Like the Kodak pitch didn't you come away from that thinking, "I need this Kodak film carousel to display pictures of my pristine family or else I'm denying them my affection." All of the fictional (and sometimes real) products that made their way into Don's pitch room have been marketed as though they extensions of one's personality. Be it a can of shaving cream or a cup of coffee, each product says something about you that you want people to know.

That's why reading this piece in the New Yorker about a Mad Men ad meeting is cringe-inducing.

Alison Hoffman, the marketing director, described a Web-site promotion that will allow users to create their own "Mad Men" avatars, choosing among different ties, pipes, crinolines, and pearls.

"We're still adding accessories," she said.

"We need more purses!" someone suggested.

Next, Theresa Beyer, the vice-president of activation (another thing that didn't exist in the sixties), outlined a tie-in with Banana Republic, including a contest for a walk-on role. "Banana Republic has really taken this promotion to the nth degree," she said. Then she announced an activation coup: the Mets had just agreed to designate a "Mad Men" seating section at one of their games.

"Get out of here!" Theano Apostolou, the head of publicity, said.
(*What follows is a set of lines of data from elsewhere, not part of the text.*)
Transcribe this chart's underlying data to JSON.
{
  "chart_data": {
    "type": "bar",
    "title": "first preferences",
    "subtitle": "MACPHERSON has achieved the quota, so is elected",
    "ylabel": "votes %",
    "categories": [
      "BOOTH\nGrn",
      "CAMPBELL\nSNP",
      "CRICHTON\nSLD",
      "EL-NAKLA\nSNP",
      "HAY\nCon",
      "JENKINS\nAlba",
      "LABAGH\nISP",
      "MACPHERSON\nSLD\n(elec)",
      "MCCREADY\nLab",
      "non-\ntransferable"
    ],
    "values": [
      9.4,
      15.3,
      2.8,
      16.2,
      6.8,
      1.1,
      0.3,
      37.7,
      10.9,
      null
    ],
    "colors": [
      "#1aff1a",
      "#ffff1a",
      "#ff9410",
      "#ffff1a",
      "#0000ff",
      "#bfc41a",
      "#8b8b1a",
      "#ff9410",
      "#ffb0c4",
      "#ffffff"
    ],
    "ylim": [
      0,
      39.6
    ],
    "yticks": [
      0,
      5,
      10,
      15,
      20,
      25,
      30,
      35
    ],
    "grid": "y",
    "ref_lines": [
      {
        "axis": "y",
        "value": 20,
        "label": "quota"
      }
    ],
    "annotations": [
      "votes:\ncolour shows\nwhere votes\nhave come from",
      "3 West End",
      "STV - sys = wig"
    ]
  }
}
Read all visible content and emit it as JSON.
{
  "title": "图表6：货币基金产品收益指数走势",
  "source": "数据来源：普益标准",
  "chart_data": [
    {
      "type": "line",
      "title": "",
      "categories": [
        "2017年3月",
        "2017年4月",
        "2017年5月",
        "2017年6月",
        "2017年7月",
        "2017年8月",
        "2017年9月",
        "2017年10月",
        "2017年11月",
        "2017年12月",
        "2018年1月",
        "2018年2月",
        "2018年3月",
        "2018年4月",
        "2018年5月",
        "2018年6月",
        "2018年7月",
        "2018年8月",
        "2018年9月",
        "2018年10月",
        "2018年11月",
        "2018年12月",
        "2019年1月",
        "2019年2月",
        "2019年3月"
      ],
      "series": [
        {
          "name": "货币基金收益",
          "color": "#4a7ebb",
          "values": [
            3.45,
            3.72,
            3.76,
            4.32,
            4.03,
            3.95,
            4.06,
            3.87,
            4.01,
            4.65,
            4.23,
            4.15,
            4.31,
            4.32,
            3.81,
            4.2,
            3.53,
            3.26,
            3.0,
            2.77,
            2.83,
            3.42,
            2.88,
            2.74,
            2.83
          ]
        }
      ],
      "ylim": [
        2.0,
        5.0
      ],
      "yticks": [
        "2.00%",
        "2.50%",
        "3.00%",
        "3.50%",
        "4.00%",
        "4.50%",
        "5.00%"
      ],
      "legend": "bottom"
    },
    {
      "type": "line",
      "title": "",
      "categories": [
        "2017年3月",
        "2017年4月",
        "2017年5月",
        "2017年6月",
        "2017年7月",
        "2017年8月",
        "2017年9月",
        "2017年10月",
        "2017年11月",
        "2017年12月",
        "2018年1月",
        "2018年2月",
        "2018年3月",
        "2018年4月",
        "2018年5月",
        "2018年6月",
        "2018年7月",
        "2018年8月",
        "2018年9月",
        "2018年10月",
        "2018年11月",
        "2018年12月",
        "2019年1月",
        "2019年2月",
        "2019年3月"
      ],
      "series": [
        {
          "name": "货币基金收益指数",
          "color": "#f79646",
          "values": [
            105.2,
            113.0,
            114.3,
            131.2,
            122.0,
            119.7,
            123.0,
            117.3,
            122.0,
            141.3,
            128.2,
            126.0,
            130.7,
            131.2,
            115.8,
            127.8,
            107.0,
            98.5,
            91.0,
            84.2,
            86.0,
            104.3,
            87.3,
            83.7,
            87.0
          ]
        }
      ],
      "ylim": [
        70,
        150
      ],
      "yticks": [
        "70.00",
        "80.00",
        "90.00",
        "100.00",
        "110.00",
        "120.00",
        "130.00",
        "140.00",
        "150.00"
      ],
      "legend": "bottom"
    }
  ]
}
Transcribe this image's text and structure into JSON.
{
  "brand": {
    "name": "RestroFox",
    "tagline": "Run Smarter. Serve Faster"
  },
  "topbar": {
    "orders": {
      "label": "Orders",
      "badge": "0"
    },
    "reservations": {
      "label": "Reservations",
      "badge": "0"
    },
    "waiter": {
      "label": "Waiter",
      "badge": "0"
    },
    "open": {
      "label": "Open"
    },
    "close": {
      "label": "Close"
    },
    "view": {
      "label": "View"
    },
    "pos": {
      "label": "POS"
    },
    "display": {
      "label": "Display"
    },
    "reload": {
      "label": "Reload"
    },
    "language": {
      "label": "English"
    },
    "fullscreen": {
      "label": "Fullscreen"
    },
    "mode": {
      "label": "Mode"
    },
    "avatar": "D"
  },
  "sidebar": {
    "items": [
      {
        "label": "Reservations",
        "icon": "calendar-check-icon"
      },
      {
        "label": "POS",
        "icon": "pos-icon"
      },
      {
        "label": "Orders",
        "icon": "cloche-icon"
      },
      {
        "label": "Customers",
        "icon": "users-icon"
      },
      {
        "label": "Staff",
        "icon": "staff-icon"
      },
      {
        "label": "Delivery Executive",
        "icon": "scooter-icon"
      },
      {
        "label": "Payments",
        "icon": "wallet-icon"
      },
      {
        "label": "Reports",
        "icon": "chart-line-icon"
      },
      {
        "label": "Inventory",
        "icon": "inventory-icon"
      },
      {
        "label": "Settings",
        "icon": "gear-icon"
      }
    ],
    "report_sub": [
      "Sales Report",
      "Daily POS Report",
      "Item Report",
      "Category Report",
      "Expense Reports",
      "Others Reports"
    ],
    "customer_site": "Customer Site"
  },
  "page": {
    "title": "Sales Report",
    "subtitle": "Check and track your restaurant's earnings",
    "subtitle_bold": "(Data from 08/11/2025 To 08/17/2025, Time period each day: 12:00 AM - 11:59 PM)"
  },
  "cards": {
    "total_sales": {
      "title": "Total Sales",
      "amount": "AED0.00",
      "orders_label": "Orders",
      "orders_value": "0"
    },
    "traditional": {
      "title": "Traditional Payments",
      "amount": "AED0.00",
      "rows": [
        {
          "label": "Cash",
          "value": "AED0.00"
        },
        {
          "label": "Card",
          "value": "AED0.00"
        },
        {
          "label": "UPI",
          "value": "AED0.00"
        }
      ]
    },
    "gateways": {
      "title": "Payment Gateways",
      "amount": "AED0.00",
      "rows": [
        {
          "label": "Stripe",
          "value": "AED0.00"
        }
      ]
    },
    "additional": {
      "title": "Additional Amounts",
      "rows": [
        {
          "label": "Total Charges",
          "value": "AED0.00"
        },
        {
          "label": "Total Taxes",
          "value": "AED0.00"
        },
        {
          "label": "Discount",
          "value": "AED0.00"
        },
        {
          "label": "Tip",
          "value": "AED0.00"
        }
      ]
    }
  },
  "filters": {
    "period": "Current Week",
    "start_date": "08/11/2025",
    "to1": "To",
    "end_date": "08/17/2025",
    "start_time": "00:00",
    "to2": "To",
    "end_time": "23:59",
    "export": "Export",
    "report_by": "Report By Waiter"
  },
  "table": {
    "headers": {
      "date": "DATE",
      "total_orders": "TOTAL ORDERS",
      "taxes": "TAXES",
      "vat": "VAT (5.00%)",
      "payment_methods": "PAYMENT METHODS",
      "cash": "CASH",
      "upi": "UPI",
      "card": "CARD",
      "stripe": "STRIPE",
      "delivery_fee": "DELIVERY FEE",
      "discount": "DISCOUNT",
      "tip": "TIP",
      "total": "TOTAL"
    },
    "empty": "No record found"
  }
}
"The exciting thing is everyone in our section is going to have a fedora," Beyer went on. "Of course, the band around it will have to be Mets colors." The marketers cooed: happiness.

Unhappiness! Mets seats? Ugh! Are we also to expect another long caravan of subways shrink-wrapped in an eye-assaulting Sterling Cooper theme? It's embarrassing to step into a train car that's been hijacked by advertisers. Train passengers will keep their eyes on their shoes generally, unless they be thought of as saps. So how well will sitting in a cramped plastic chair with a giant Don Draper silhouette at the Mets game evoke the themes of necessity, luxury, or personality? You can't just slap a logo on something and call it a "branding exercise ."

Thankfully though, the ladies are onto something with the clothes and the avatars. Those are direct extensions of our personalities. Things we want but are convinced we need and Mad Men can give them to us. Indeed, if there's activity that takes more time than putting an outfit together it's the agonizing amount of time I spend looking for the right avatar. Recently, I settled for nice cropped picture of a fictional red head named Joan Holloway.